Geometry and Trigonometry

Picture from here (5/13/2015)

What math is really about is this: demonstration of reasoning. You say something and reason for it, but you use geometry (geo: earth + metry: measurement) to demonstrate it. The very first thing about geometry is a line! How to show a line in mathematical language. First we need to have a coordinate system, say x-y coordinate, and this is in a two-dimensional space. If we deal with 3D coordinate then we need another axis, call it z-axis. Any two points in our spaces either 2D or 3D can make a line, so it is fair to say that we need at least two points to make a line. Well, it is good to know that when we talk about the line connecting two points to each other, it's better to call it a line segment, than a line as a line is infinite and it happens to pass through those two points of interest. Also, if similar to a line segment we start from a point and pass by another point and keep going in that direction, we have a ray with a starting point. Now, what does it mean to have points? It's not a painting, it's mathematics, so we should be able to say where that point is located exactly in the space. 

For now, let's talk 2D. A point in a 2D space can be specified by two coordinates, namely the x- and y-coordinates, for example point A at (1, 2) and point B at (-3, 4); point A is 1 step to the positive direction of x-axis from the origin (an assumed point in space), and from there, 2 steps in the positive direction of y-axis; voila, there is our point A. Talking about these concept reminds me the Plato's world of ideas where everything is perfect and represented by mathematics. I strongly suggest that to whoever is interested in philosophy.

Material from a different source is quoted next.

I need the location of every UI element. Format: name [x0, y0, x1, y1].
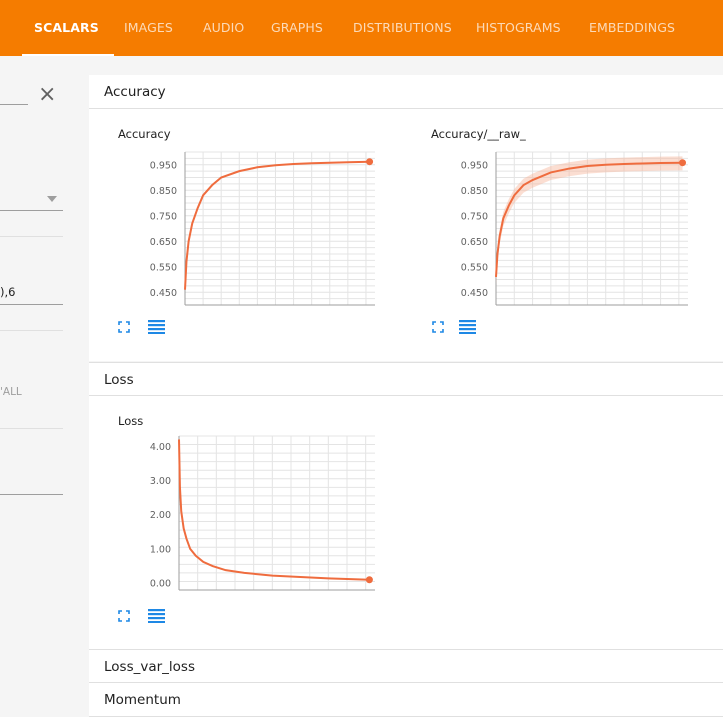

When we have the two points located in space, we can draw a line through them which also has a mathematical representation. Each line has a slope (m) in the coordinate system, and an intercept (b) where it intersects with the y-coordinate. The intercept is the distance from the intersecting point of line and y-axis from the origin. If we have these two parameters, it would be easy to show the line. There are different ways to show a line in mathematical language. I prefer to escape from representing all the equations and formulas of the geometrical forms I go over but I try to refer to online sources for further illustrations. I would rather write about what the gist of the story is than to describe the whole story. Also, when we have the coordinates of the two points, we can determine the distance between them and the slope (m) of the line made by them. 

Sometimes we would like to know the angle (α) between two intersecting lines with slopes m1 and m2. It is good to know that if the two lines are perpendicular, slope of one line is the opposite inverse of the slope of the other line. Here are some nice online pages about the story of points and lines in 2D space (accessed 5/13/2015):

• • Points, Line equation forms, and Line slopes: Click Here 

• Distance between two points in space: Here: Click Here

  • Angle between two lines: Click Here

I will have to say that in order to pass the FE exam, going through some concepts of geometry won't suffice at all and it takes hours of practice on solving sample problems and implementing the actual related equations. I will have to do that all too. 

Well we never talked about the shape of the line passing through two points! How about a curved line? what if our line is not a straight line? It can be a curve of different forms but how can we present that with an equation. One of the forms it can take can be presented by a quadratic function. It is called quadratic because the name is coming from the Latin word Quadratus meaning square. Right there, we know that there is going to be a squared form in the equation. 

Imagine a quadratic line in a 2D space! There are two ways to place such a curve in our plane (2D space), either it will intersect with the x-axis at two points or not. If it intersects, the intersecting points are called the roots, and they are real numbers which can be determined through a mathematical calculation using the discriminant of the equation. If the line does not intersect with the x-axis, then the roots are imaginary numbers which require some knowledge of the complex numbers theory to comprehend. This Wikipedia page has a lot of detailed information on quadratic functions, but if one is only concerned about the general format of the equation and the roots, click here (accessed 5/13/2015).

There is a whole big room in Geometry that contains different types of curved lines called Conic Sections. Why they are called conic is because they can be produced by cutting a cone using a flat plane. That is, the intersection of the plane and a cone can take different forms that turns out to be a curve. What's amazing about these curves is that each one of them has a name of its own and obviously an associated mathematical equation describing its geometrical shape. Well, I don't think I am going to go into that area of writing about each one of them, but only to point at their names and maybe some nice facts about them. I, however, refer to easy going good looking pages online for each topic. Different types of conic sections include cone, circle, ellipse, parabola, and hyperbola. This cool page has a lot of nice features explaining the properties of each one of these sections.